Moss once revealed that a police officer had also asked him the same question “but I couldn’t find out if he was kidding.”

But for his sense of sportsmanship, Moss could have been Britain’s first world champion in 1958 instead of Mike Hawthorn.

He lost the title by a single point that year after asking the butlers to reinstate his disqualified compatriot at the Portuguese Grand Prix.

“I felt it was pretty bad and I went and gave evidence on behalf of Mike and said he shouldn’t be disqualified,” Moss, who won four races that year for the Hawthorn one, told Reuters in an interview at his home in 2009.

“Obviously they gave him back his points and that took the title away from me.”

Moss was never so close again but he did not regret it.

“I am in the exclusive position of people who say I should have won it and never did,” he said when he turned 80. “The most important thing for me is the respect of the other drivers.”

The Briton ended his professional career after an accident at Goodwood in 1962 that knocked him unconscious for a month and was paralyzed for six.

He kept two folded and buttoned flyers hanging on the wall of his central London home as keepsakes of great ‘jokes’, one labeled ‘Spa 1960’ and the other ‘Goodwood 1962’.

“I think in hindsight I retired too early. I would love to have continued and had every intention of competing until I was 50,” he said in the 2009 interview.

“I was very fit, at the height of my game and that meant I had to work to live. That was a little shocking.”

MEMORABLE CAREERS

Sir Stirling Craufurd Moss knight in 2000 for motorsports services, the London-born dentist’s son retired from all forms of motorsports only in 2011 when he was 81 years old.

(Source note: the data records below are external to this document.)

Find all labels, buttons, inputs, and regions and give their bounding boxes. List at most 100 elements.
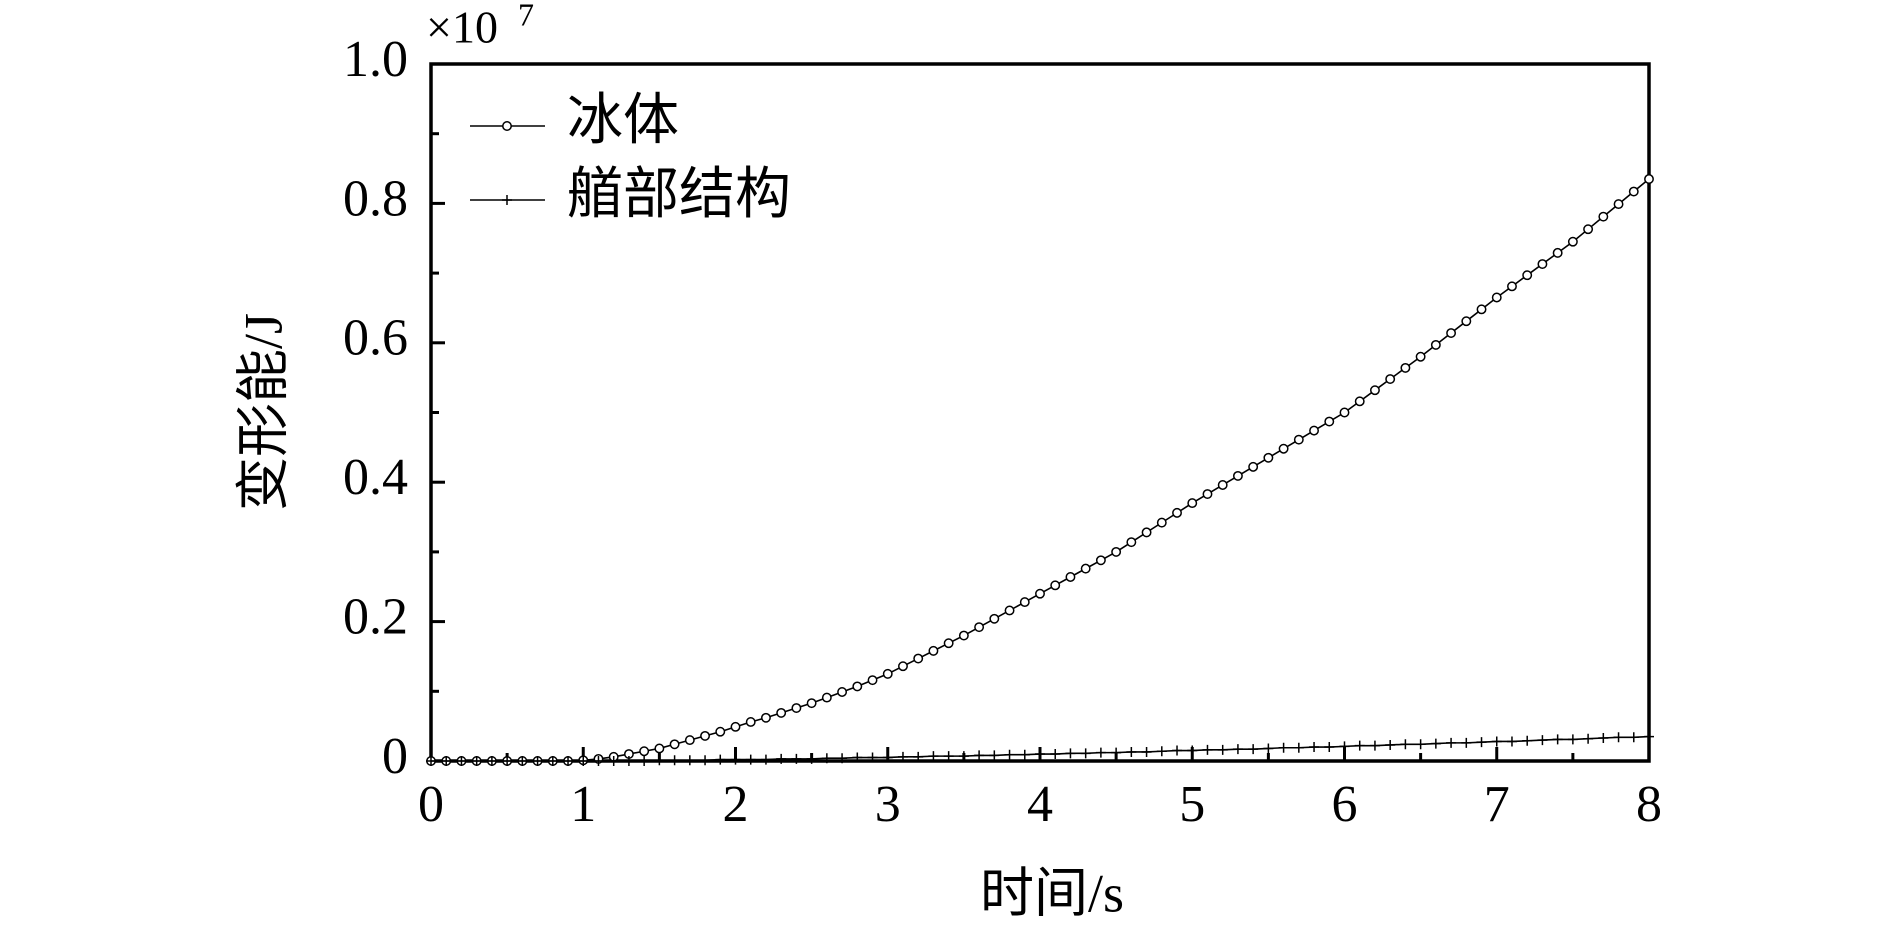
data-point	[1232, 744, 1243, 755]
data-point	[639, 746, 650, 757]
data-point	[1172, 745, 1183, 756]
data-point	[517, 756, 528, 766]
data-point	[913, 653, 924, 664]
data-point	[1522, 270, 1533, 281]
data-point	[821, 692, 832, 703]
data-point	[1491, 736, 1502, 747]
data-point	[1583, 733, 1594, 744]
data-point	[928, 645, 939, 656]
data-point	[563, 756, 574, 766]
data-point	[745, 754, 756, 765]
data-point	[1567, 236, 1578, 247]
data-point	[1309, 742, 1320, 753]
y-tick-label: 1.0	[343, 31, 408, 88]
data-point	[837, 687, 848, 697]
data-point	[1263, 452, 1274, 463]
data-point	[426, 756, 436, 766]
data-point	[989, 613, 1000, 624]
data-point	[806, 753, 817, 764]
x-tick-label: 7	[1484, 776, 1510, 833]
data-point	[1141, 746, 1152, 757]
data-point	[471, 756, 482, 766]
data-point	[1567, 734, 1578, 745]
y-tick-label: 0	[382, 728, 408, 785]
data-point	[1217, 744, 1228, 755]
data-point	[654, 743, 665, 754]
data-point	[1202, 744, 1213, 755]
data-point	[623, 756, 634, 766]
data-point	[1552, 734, 1563, 745]
y-tick-label: 0.6	[343, 310, 408, 367]
data-point	[1354, 396, 1365, 407]
legend-marker	[502, 195, 512, 205]
data-point	[1506, 736, 1517, 747]
data-point	[1278, 742, 1289, 753]
data-point	[1324, 742, 1335, 753]
data-point	[1400, 362, 1411, 373]
data-point	[1080, 563, 1091, 574]
data-point	[1126, 537, 1137, 548]
data-point	[1446, 737, 1457, 748]
x-tick-label: 5	[1179, 776, 1205, 833]
data-point	[1324, 416, 1335, 427]
data-point	[776, 707, 787, 718]
data-point	[1507, 281, 1517, 292]
x-tick-label: 4	[1027, 776, 1053, 833]
data-point	[730, 754, 741, 765]
data-point	[608, 756, 619, 766]
data-point	[1141, 527, 1152, 538]
x-tick-label: 1	[570, 776, 596, 833]
data-point	[1035, 588, 1045, 599]
data-point	[943, 638, 954, 649]
data-point	[654, 755, 665, 766]
data-point	[532, 756, 543, 766]
data-point	[776, 753, 787, 764]
data-point	[1080, 748, 1091, 759]
data-point	[715, 726, 726, 737]
data-point	[1019, 597, 1030, 608]
data-point	[1522, 735, 1533, 746]
data-point	[867, 752, 878, 763]
data-point	[989, 750, 1000, 761]
data-point	[867, 675, 878, 686]
data-point	[837, 753, 848, 764]
data-point	[1263, 743, 1274, 754]
data-point	[1461, 316, 1472, 327]
data-point	[897, 751, 908, 762]
data-point	[684, 735, 695, 746]
data-point	[1583, 224, 1594, 235]
data-point	[1202, 489, 1213, 499]
data-point	[1111, 546, 1122, 557]
x-axis-label: 时间/s	[980, 863, 1124, 923]
data-point	[1400, 739, 1411, 750]
data-point	[684, 755, 695, 766]
data-point	[1430, 738, 1441, 749]
data-point	[761, 712, 771, 723]
data-point	[1019, 749, 1030, 760]
data-point	[1050, 749, 1061, 760]
data-point	[913, 751, 924, 762]
data-point	[1446, 328, 1457, 338]
data-point	[1491, 292, 1502, 303]
data-point	[821, 753, 832, 764]
data-point	[1537, 259, 1548, 269]
legend-label: 艏部结构	[567, 164, 791, 226]
data-point	[441, 756, 452, 766]
data-point	[1217, 480, 1228, 490]
data-point	[1248, 461, 1259, 472]
data-point	[882, 668, 893, 679]
data-point	[1644, 174, 1654, 184]
data-point	[1339, 407, 1350, 418]
data-point	[974, 622, 985, 633]
data-point	[1035, 749, 1045, 760]
data-point	[1430, 339, 1441, 350]
data-point	[974, 750, 985, 761]
data-point	[1385, 374, 1396, 384]
data-point	[928, 751, 939, 762]
data-point	[1248, 744, 1259, 755]
data-point	[1644, 731, 1654, 742]
y-axis-label: 变形能/J	[233, 313, 293, 511]
data-point	[791, 753, 802, 764]
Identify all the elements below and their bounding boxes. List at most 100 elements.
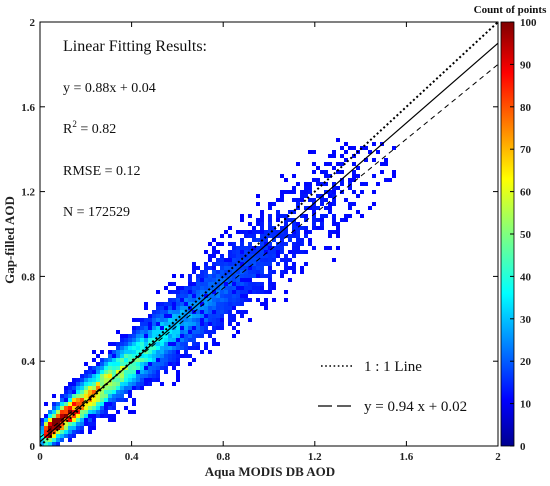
- heatmap-cell: [56, 422, 60, 426]
- heatmap-cell: [140, 350, 144, 354]
- heatmap-cell: [208, 290, 212, 294]
- heatmap-cell: [128, 334, 132, 338]
- heatmap-cell: [304, 226, 308, 230]
- plot-frame: [39, 21, 499, 447]
- heatmap-cell: [272, 250, 276, 254]
- heatmap-cell: [168, 282, 172, 286]
- heatmap-cell: [208, 350, 212, 354]
- heatmap-cell: [200, 274, 204, 278]
- heatmap-cell: [268, 258, 272, 262]
- heatmap-cell: [280, 190, 284, 194]
- heatmap-cell: [108, 374, 112, 378]
- heatmap-cell: [116, 342, 120, 346]
- heatmap-cell: [84, 422, 88, 426]
- heatmap-cell: [176, 346, 180, 350]
- heatmap-cell: [116, 354, 120, 358]
- heatmap-cell: [136, 330, 140, 334]
- heatmap-cell: [232, 262, 236, 266]
- heatmap-cell: [240, 310, 244, 314]
- heatmap-cell: [236, 258, 240, 262]
- heatmap-cell: [220, 274, 224, 278]
- heatmap-cell: [268, 214, 272, 218]
- heatmap-cell: [204, 298, 208, 302]
- heatmap-cell: [212, 266, 216, 270]
- heatmap-cell: [240, 266, 244, 270]
- heatmap-cell: [248, 262, 252, 266]
- heatmap-cell: [92, 374, 96, 378]
- heatmap-cell: [84, 370, 88, 374]
- heatmap-cell: [248, 242, 252, 246]
- heatmap-cell: [240, 254, 244, 258]
- heatmap-cell: [104, 398, 108, 402]
- heatmap-cell: [116, 386, 120, 390]
- heatmap-cell: [156, 290, 160, 294]
- heatmap-cell: [88, 422, 92, 426]
- heatmap-cell: [308, 186, 312, 190]
- heatmap-cell: [44, 442, 48, 446]
- heatmap-cell: [204, 286, 208, 290]
- heatmap-cell: [300, 266, 304, 270]
- heatmap-cell: [140, 362, 144, 366]
- heatmap-cell: [60, 422, 64, 426]
- heatmap-cell: [320, 214, 324, 218]
- heatmap-cell: [212, 306, 216, 310]
- heatmap-cell: [316, 218, 320, 222]
- heatmap-cell: [100, 410, 104, 414]
- heatmap-cell: [312, 170, 316, 174]
- heatmap-cell: [336, 138, 340, 142]
- heatmap-cell: [220, 258, 224, 262]
- heatmap-cell: [136, 338, 140, 342]
- heatmap-cell: [292, 222, 296, 226]
- heatmap-cell: [268, 230, 272, 234]
- heatmap-cell: [292, 234, 296, 238]
- heatmap-cell: [76, 426, 80, 430]
- heatmap-cell: [60, 402, 64, 406]
- heatmap-cell: [132, 346, 136, 350]
- heatmap-cell: [128, 382, 132, 386]
- heatmap-cell: [236, 302, 240, 306]
- heatmap-cell: [148, 322, 152, 326]
- heatmap-cell: [228, 310, 232, 314]
- heatmap-cell: [156, 366, 160, 370]
- heatmap-cell: [232, 250, 236, 254]
- heatmap-cell: [284, 290, 288, 294]
- heatmap-cell: [180, 298, 184, 302]
- heatmap-cell: [100, 402, 104, 406]
- heatmap-cell: [116, 382, 120, 386]
- x-tick-label: 1.6: [400, 451, 414, 463]
- heatmap-cell: [212, 314, 216, 318]
- fit-results-heading: Linear Fitting Results:: [63, 38, 207, 55]
- heatmap-cell: [232, 306, 236, 310]
- heatmap-cell: [328, 230, 332, 234]
- heatmap-cell: [296, 222, 300, 226]
- heatmap-cell: [172, 310, 176, 314]
- heatmap-cell: [52, 426, 56, 430]
- heatmap-cell: [312, 162, 316, 166]
- heatmap-cell: [128, 386, 132, 390]
- heatmap-cell: [68, 402, 72, 406]
- heatmap-cell: [336, 162, 340, 166]
- heatmap-cell: [296, 234, 300, 238]
- heatmap-cell: [140, 382, 144, 386]
- heatmap-cell: [128, 390, 132, 394]
- heatmap-cell: [64, 386, 68, 390]
- heatmap-cell: [172, 290, 176, 294]
- heatmap-cell: [144, 374, 148, 378]
- heatmap-cell: [220, 290, 224, 294]
- heatmap-cell: [56, 410, 60, 414]
- heatmap-cell: [148, 346, 152, 350]
- heatmap-cell: [280, 250, 284, 254]
- heatmap-cell: [296, 250, 300, 254]
- heatmap-cell: [264, 302, 268, 306]
- heatmap-cell: [120, 338, 124, 342]
- heatmap-cell: [52, 402, 56, 406]
- heatmap-cell: [88, 430, 92, 434]
- heatmap-cell: [108, 358, 112, 362]
- heatmap-cell: [184, 342, 188, 346]
- heatmap-cell: [164, 338, 168, 342]
- heatmap-cell: [64, 394, 68, 398]
- heatmap-cell: [96, 410, 100, 414]
- heatmap-cell: [64, 414, 68, 418]
- heatmap-cell: [40, 430, 44, 434]
- heatmap-cell: [256, 270, 260, 274]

He was due to compete with his own restored 1961 Porsche RS61 in a Legends race at Le Mans in June of that year and had also raced his 1,500cc Osca at historic events.

The 1961 Monaco Grand Prix was, in his opinion, the largest in Formula One, but the 1955 Mille Miglia, a sports car race on Italian public roads, was just as memorable.

He covered the last stage, about 83 miles from Cremona to Brescia, at an average speed of 165.1 miles per hour from a permanent start.

At his peak, Moss participated in as many as 54 races a year worldwide, compared to 21 on the 2018 Formula One calendar, in addition to testing.

“All I had to do was get there, practice the car, run the car and then I could go. Go and chase girls or whatever I wanted to do … it was a fabulous life,” he said.

Moss became ill in Singapore in late 2016 and spent 134 days in the hospital battling a chest infection.

He also survived a three-story fall through an elevator shaft at his London home in March 2010, breaking his ankles and four foot bones.

In January 2018, he retired from public life entirely to rest and spend more time with his family.